Su hermosura asimétrica era impactante y balanceada. Era una Diosa. La naturaleza misma se ponía celosa de su belleza. Cuando ella se acercaba a las flores, se marchitaban de envidia, los lagos se evaporaban malhumorados, el mundo se colapsaba lleno de rabia.
Y ella simplemente no lo soportaba, no sabía porqué, pero desde que creó el mundo, su mundo, se desvanecía ante sus ojos.
Desde que tenía uso de razón, había tenido que soportar la ira y la envidia descomunal por su hermosura.

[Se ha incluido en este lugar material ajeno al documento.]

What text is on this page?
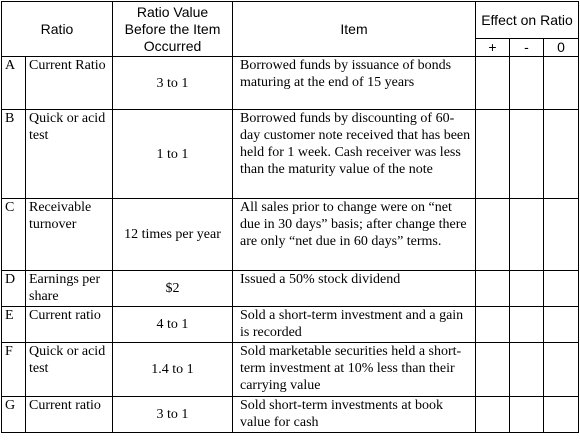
Ratio		Ratio Value Before the Item Occurred	Item	Effect on Ratio		
				+	-	0
A	Current Ratio	3 to 1	Borrowed funds by issuance of bonds maturing at the end of 15 years			
B	Quick or acid test	1 to 1	Borrowed funds by discounting of 60-day customer note received that has been held for 1 week. Cash receiver was less than the maturity value of the note			
C	Receivable turnover	12 times per year	All sales prior to change were on “net due in 30 days” basis; after change there are only “net due in 60 days” terms.			
D	Earnings per share	$2	Issued a 50% stock dividend			
E	Current ratio	4 to 1	Sold a short-term investment and a gain is recorded			
F	Quick or acid test	1.4 to 1	Sold marketable securities held a short-term investment at 10% less than their carrying value			
G	Current ratio	3 to 1	Sold short-term investments at book value for cash			
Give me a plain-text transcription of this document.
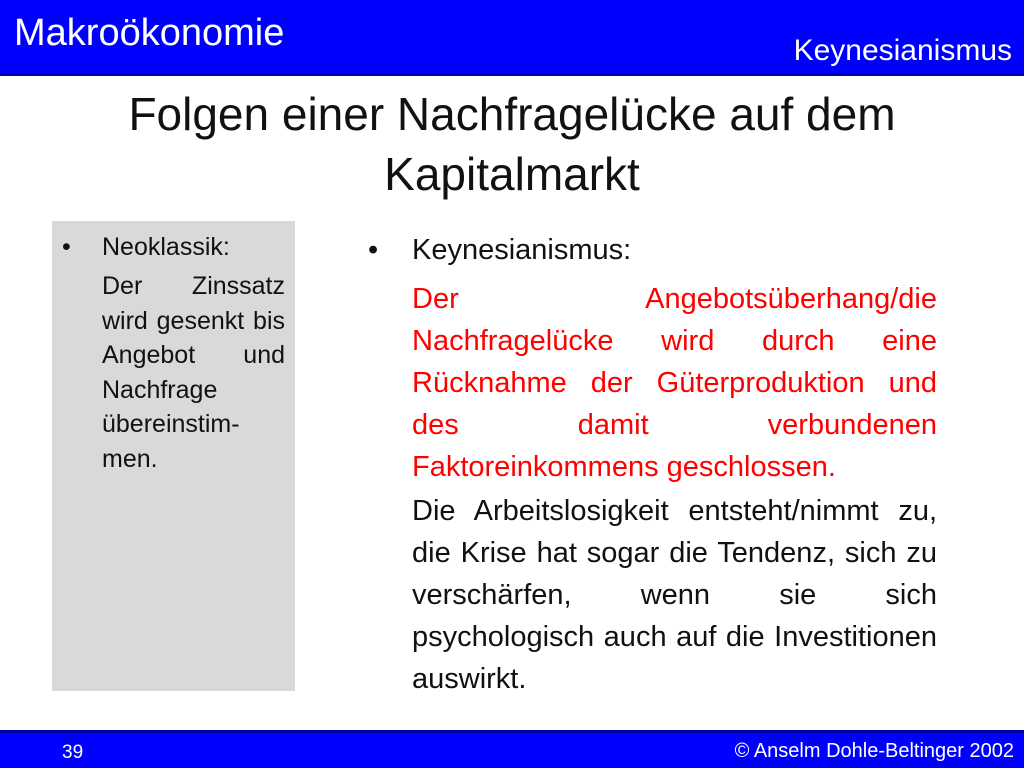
Makroökonomie	Keynesianismus
Folgen einer Nachfragelücke auf dem Kapitalmarkt
• Neoklassik:
Der Zinssatz wird gesenkt bis Angebot und Nachfrage übereinstim-men.
• Keynesianismus:
Der Angebotsüberhang/die Nachfragelücke wird durch eine Rücknahme der Güterproduktion und des damit verbundenen Faktoreinkommens geschlossen.
Die Arbeitslosigkeit entsteht/nimmt zu, die Krise hat sogar die Tendenz, sich zu verschärfen, wenn sie sich psychologisch auch auf die Investitionen auswirkt.
39	© Anselm Dohle-Beltinger 2002
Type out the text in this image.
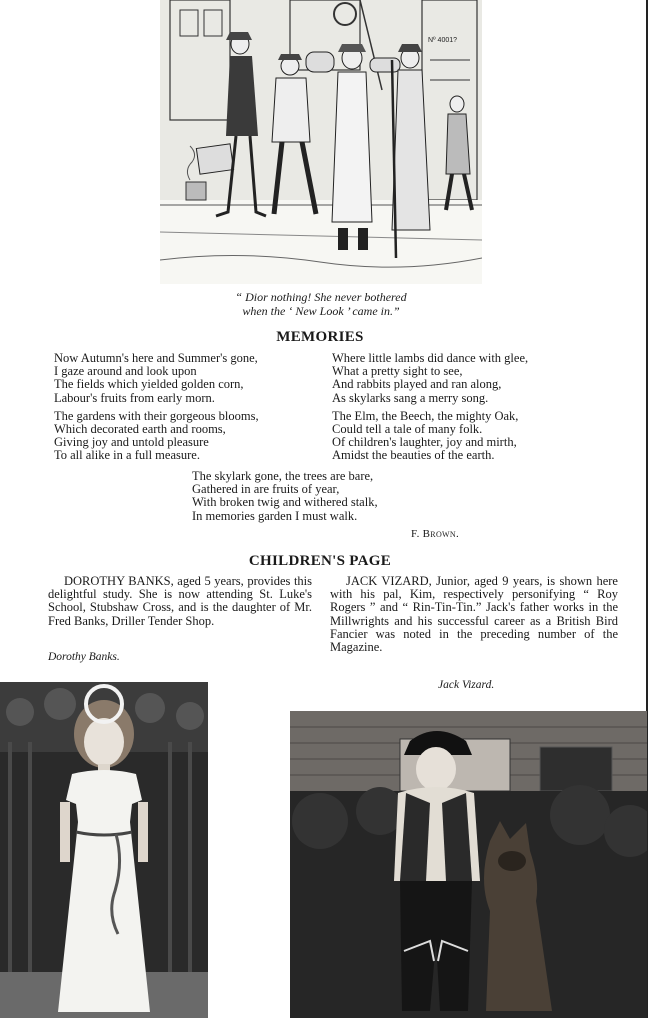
Nº 4001?
“ Dior nothing! She never bothered
when the ‘ New Look ’ came in.”
MEMORIES
Now Autumn's here and Summer's gone,
I gaze around and look upon
The fields which yielded golden corn,
Labour's fruits from early morn.
The gardens with their gorgeous blooms,
Which decorated earth and rooms,
Giving joy and untold pleasure
To all alike in a full measure.
Where little lambs did dance with glee,
What a pretty sight to see,
And rabbits played and ran along,
As skylarks sang a merry song.
The Elm, the Beech, the mighty Oak,
Could tell a tale of many folk.
Of children's laughter, joy and mirth,
Amidst the beauties of the earth.
The skylark gone, the trees are bare,
Gathered in are fruits of year,
With broken twig and withered stalk,
In memories garden I must walk.
F. Brown.
CHILDREN'S PAGE
DOROTHY BANKS, aged 5 years, provides this delightful study. She is now attending St. Luke's School, Stubshaw Cross, and is the daughter of Mr. Fred Banks, Driller Tender Shop.
Dorothy Banks.
JACK VIZARD, Junior, aged 9 years, is shown here with his pal, Kim, respectively personifying “ Roy Rogers ” and “ Rin-Tin-Tin.” Jack's father works in the Millwrights and his successful career as a British Bird Fancier was noted in the preceding number of the Magazine.
Jack Vizard.
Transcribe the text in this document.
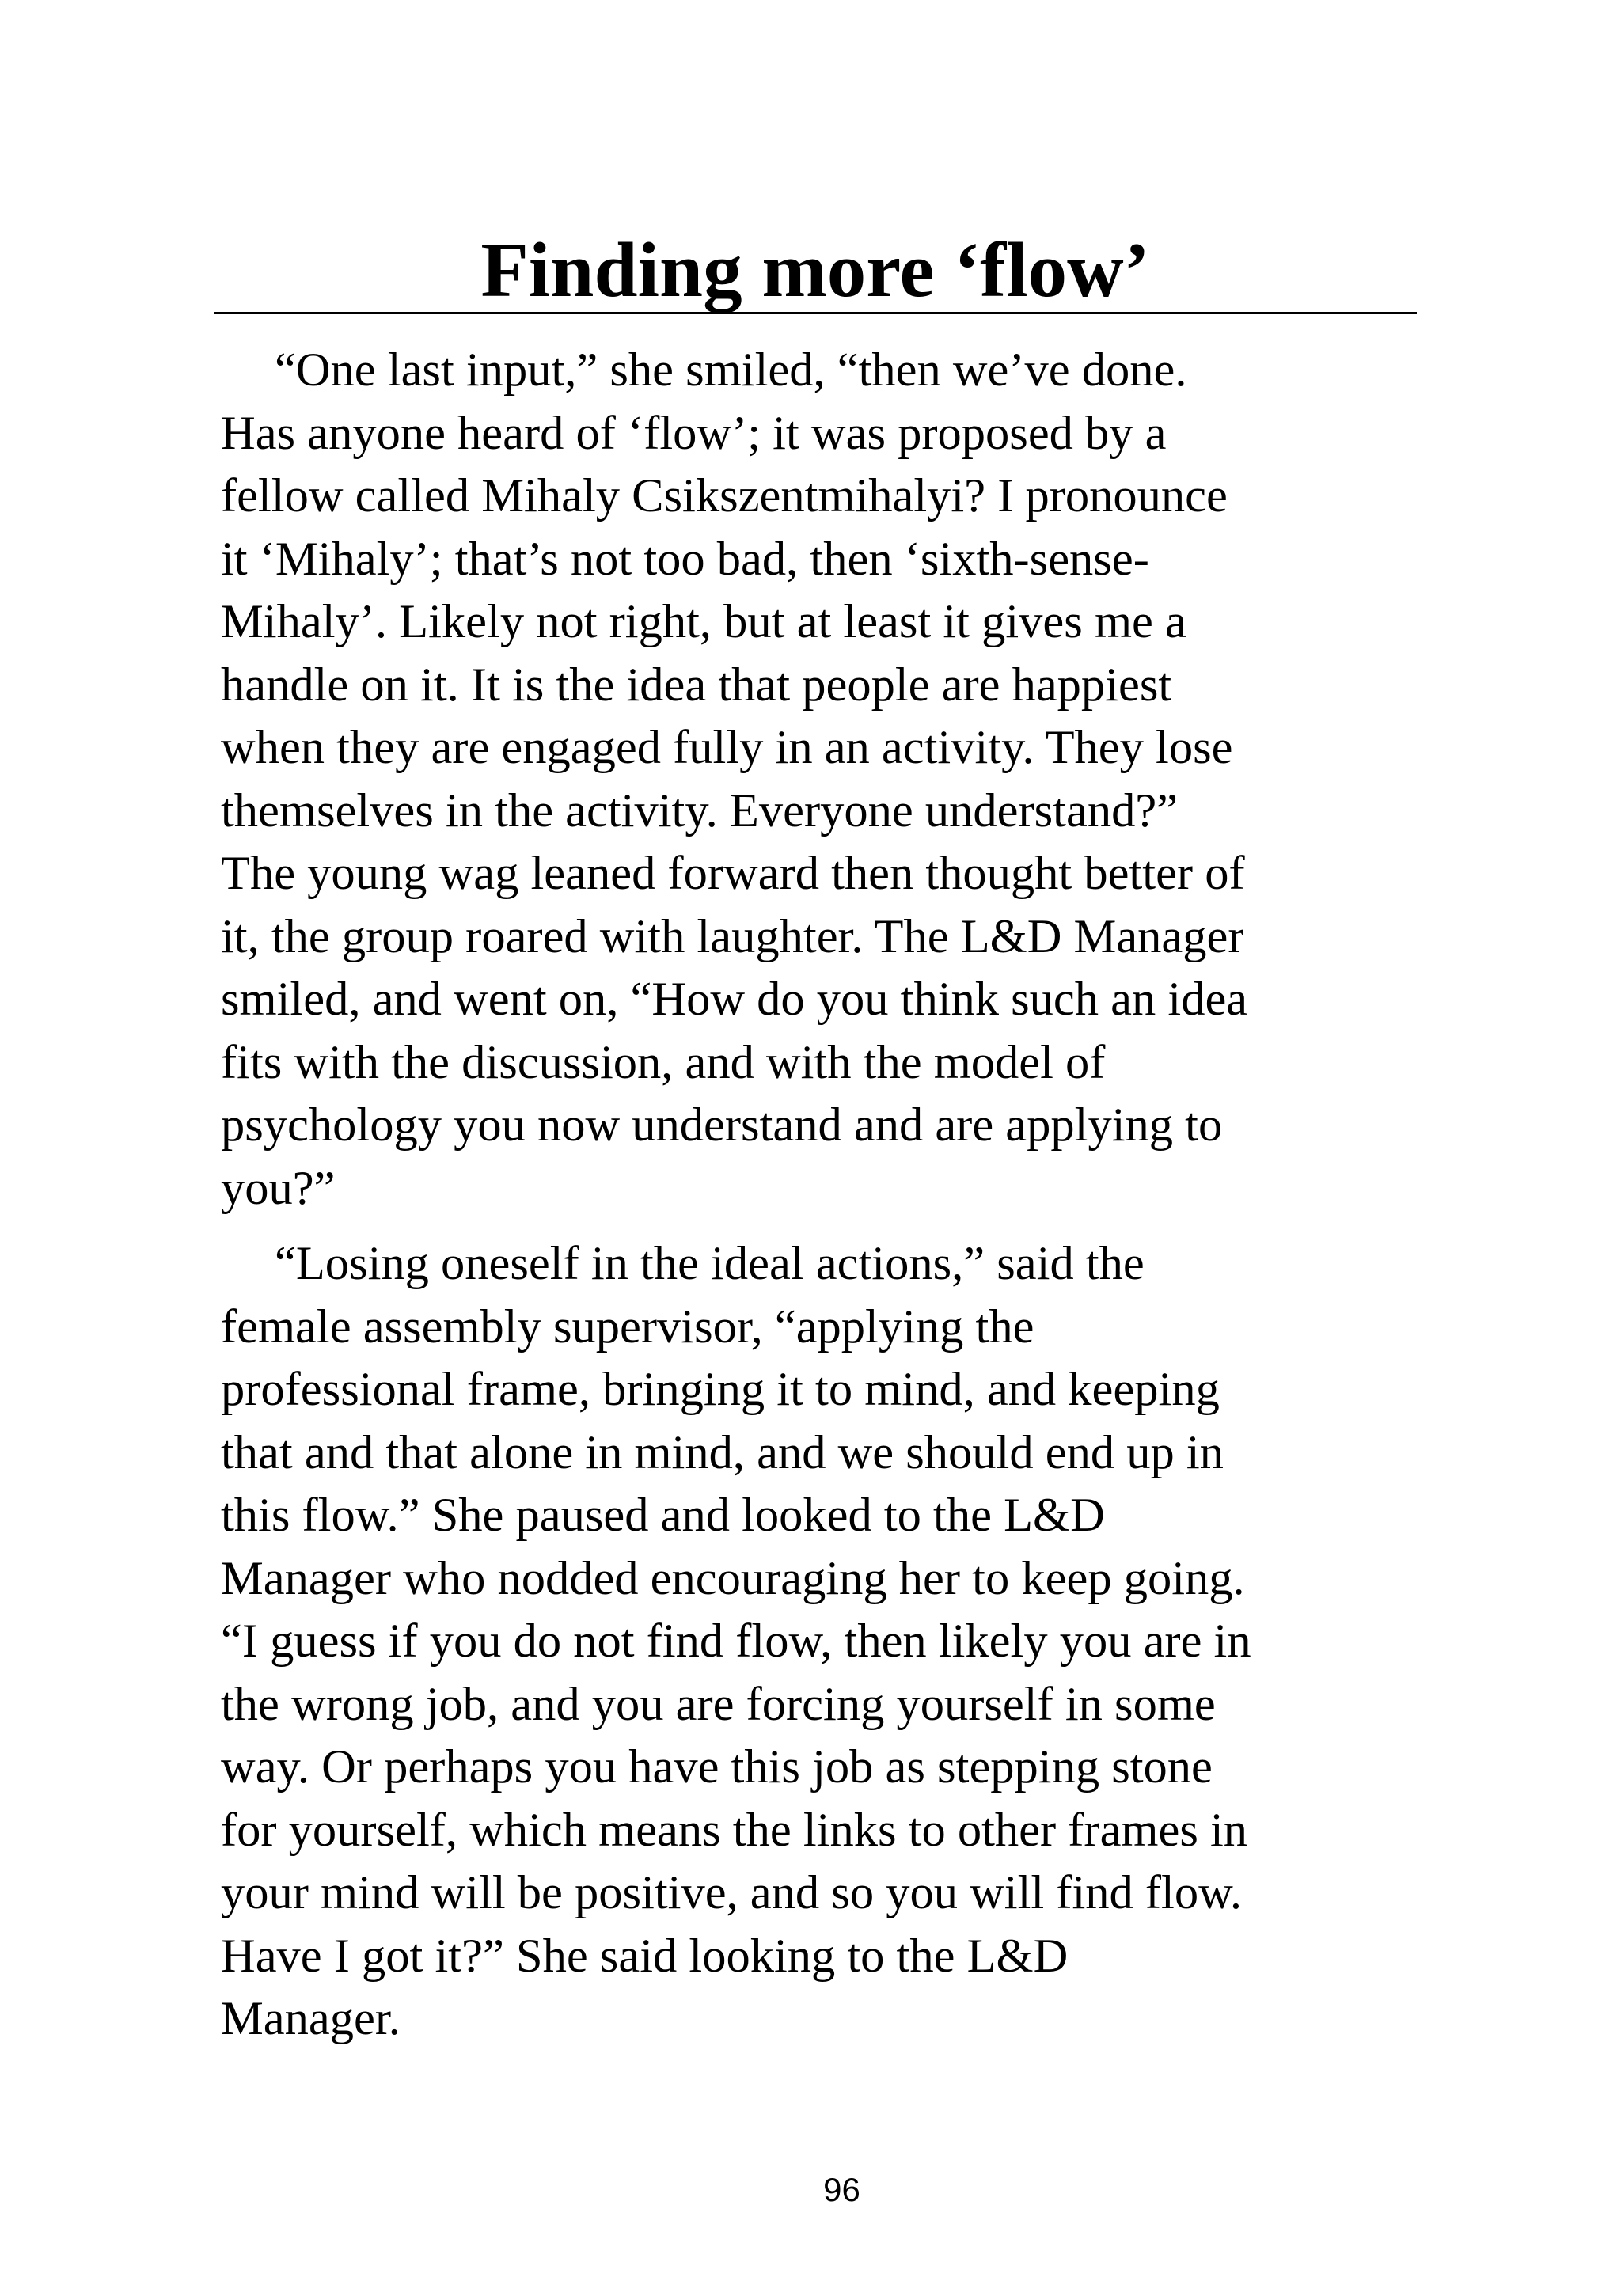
Finding more ‘flow’

“One last input,” she smiled, “then we’ve done.
Has anyone heard of ‘flow’; it was proposed by a
fellow called Mihaly Csikszentmihalyi? I pronounce
it ‘Mihaly’; that’s not too bad, then ‘sixth-sense-
Mihaly’. Likely not right, but at least it gives me a
handle on it. It is the idea that people are happiest
when they are engaged fully in an activity. They lose
themselves in the activity. Everyone understand?”
The young wag leaned forward then thought better of
it, the group roared with laughter. The L&D Manager
smiled, and went on, “How do you think such an idea
fits with the discussion, and with the model of
psychology you now understand and are applying to
you?”

“Losing oneself in the ideal actions,” said the
female assembly supervisor, “applying the
professional frame, bringing it to mind, and keeping
that and that alone in mind, and we should end up in
this flow.” She paused and looked to the L&D
Manager who nodded encouraging her to keep going.
“I guess if you do not find flow, then likely you are in
the wrong job, and you are forcing yourself in some
way. Or perhaps you have this job as stepping stone
for yourself, which means the links to other frames in
your mind will be positive, and so you will find flow.
Have I got it?” She said looking to the L&D
Manager.

96
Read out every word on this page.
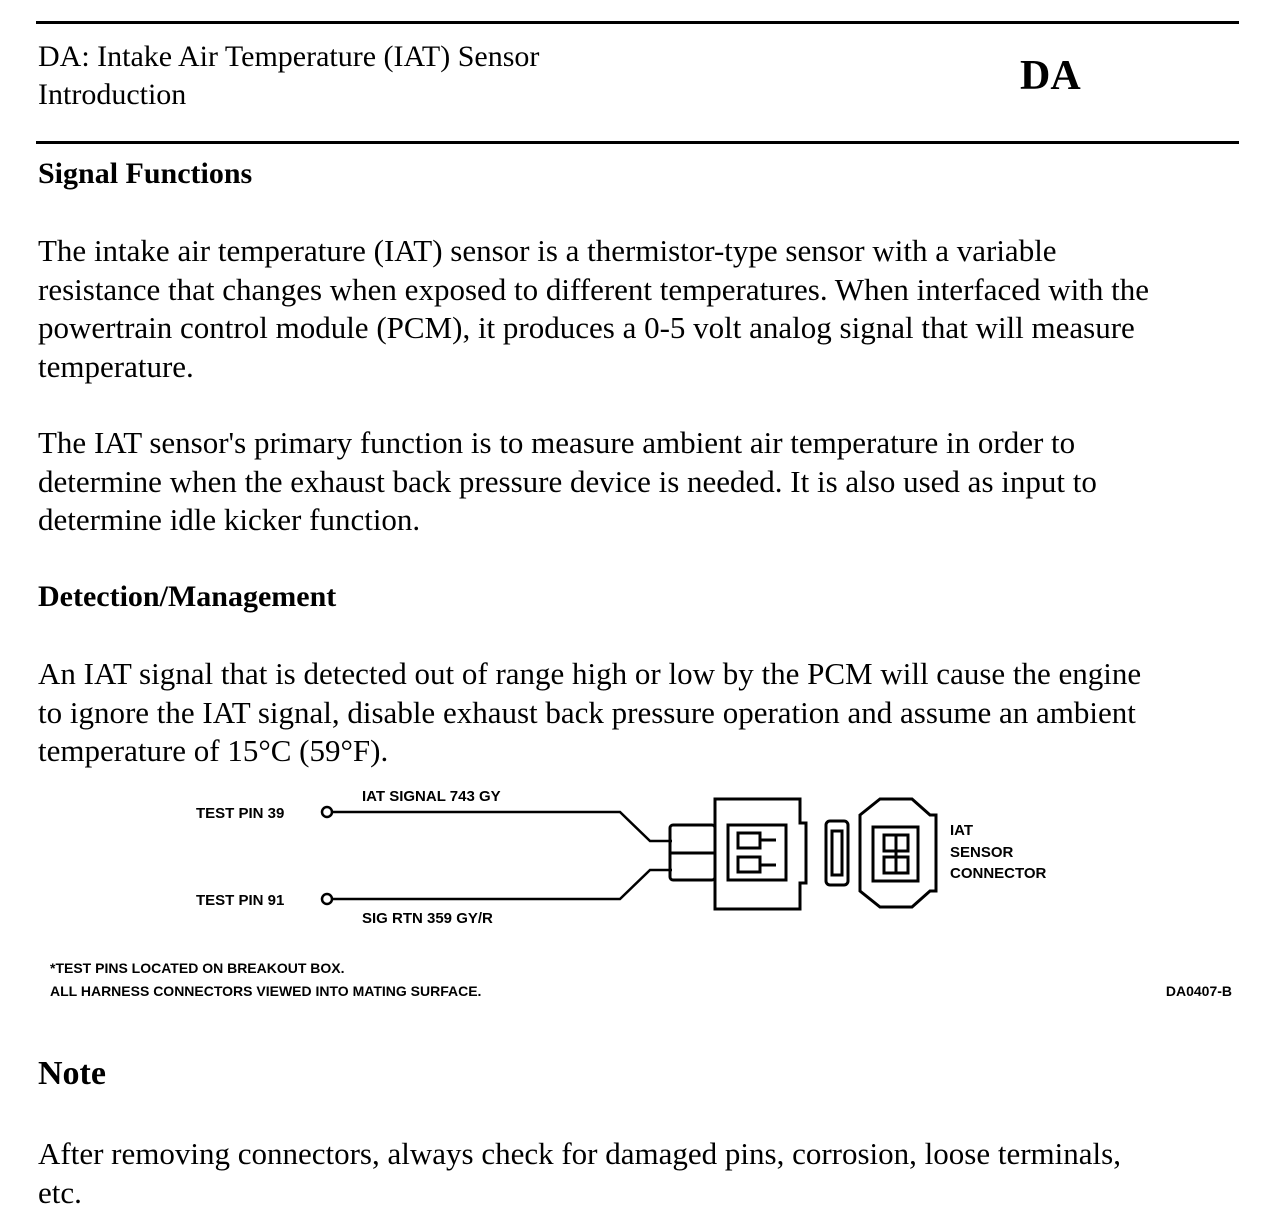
DA: Intake Air Temperature (IAT) Sensor
Introduction	DA
Signal Functions
The intake air temperature (IAT) sensor is a thermistor-type sensor with a variable
resistance that changes when exposed to different temperatures. When interfaced with the
powertrain control module (PCM), it produces a 0-5 volt analog signal that will measure
temperature.
The IAT sensor's primary function is to measure ambient air temperature in order to
determine when the exhaust back pressure device is needed. It is also used as input to
determine idle kicker function.
Detection/Management
An IAT signal that is detected out of range high or low by the PCM will cause the engine
to ignore the IAT signal, disable exhaust back pressure operation and assume an ambient
temperature of 15°C (59°F).
TEST PIN 39
TEST PIN 91
IAT SIGNAL 743 GY
SIG RTN 359 GY/R
IAT
SENSOR
CONNECTOR
*TEST PINS LOCATED ON BREAKOUT BOX.
ALL HARNESS CONNECTORS VIEWED INTO MATING SURFACE.	DA0407-B
Note
After removing connectors, always check for damaged pins, corrosion, loose terminals,
etc.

Era imposible que tuviera amigas, tampoco podía tomar una rosa en sus manos o bañarse en un arroyo. Sus propias creaciones se volcaban ante ella furiosas.
Su propia belleza era su castigo tan ordinario y a la vez tan severo que esfumaba su buen humor y simplificaba su vida.
Un buen día de Abril harta del mal trato sufrido decidió regresar al paraíso. En él encontró un sin fin de Diosas como ella plagadas de dones y belleza incompresible para nadie. Ahí también se sintió carente de identidad, se sintió una musa más, en el mar de perfección divino.
Abrumada se transporto al infierno y al llegar al él comprendió que ella a diario ya había vivido uno. Todos en el infierno le miraban consternados de cómo un ente tan divino había descendido por su propia voluntad al mismo averno.
Después de una emergente y poco fructifica audiencia con el mismísimo Satanás y abochornada por el calor de aquel lugar se decidió regresar al planeta de su creación.
Al llegar los habitantes de su planeta por primera vez valoraron su gracia divina y su presencia celestial.
Agradecida al fin y desbordante de algarabía y bajo fanfarrias, cambio la visión de su antigua desgracia, aquella que sufrió por cinco eternidades y optó por no volverse a revelar jamás, se desintegró en trillones de partículas que se esparcirían por su mundo generando brotes de hermosura con desplantes divinos que luego fueron llamadas mujeres.
Así cuentan los que saben que aquella musa celestial seguirá presente por siempre en su creación más original.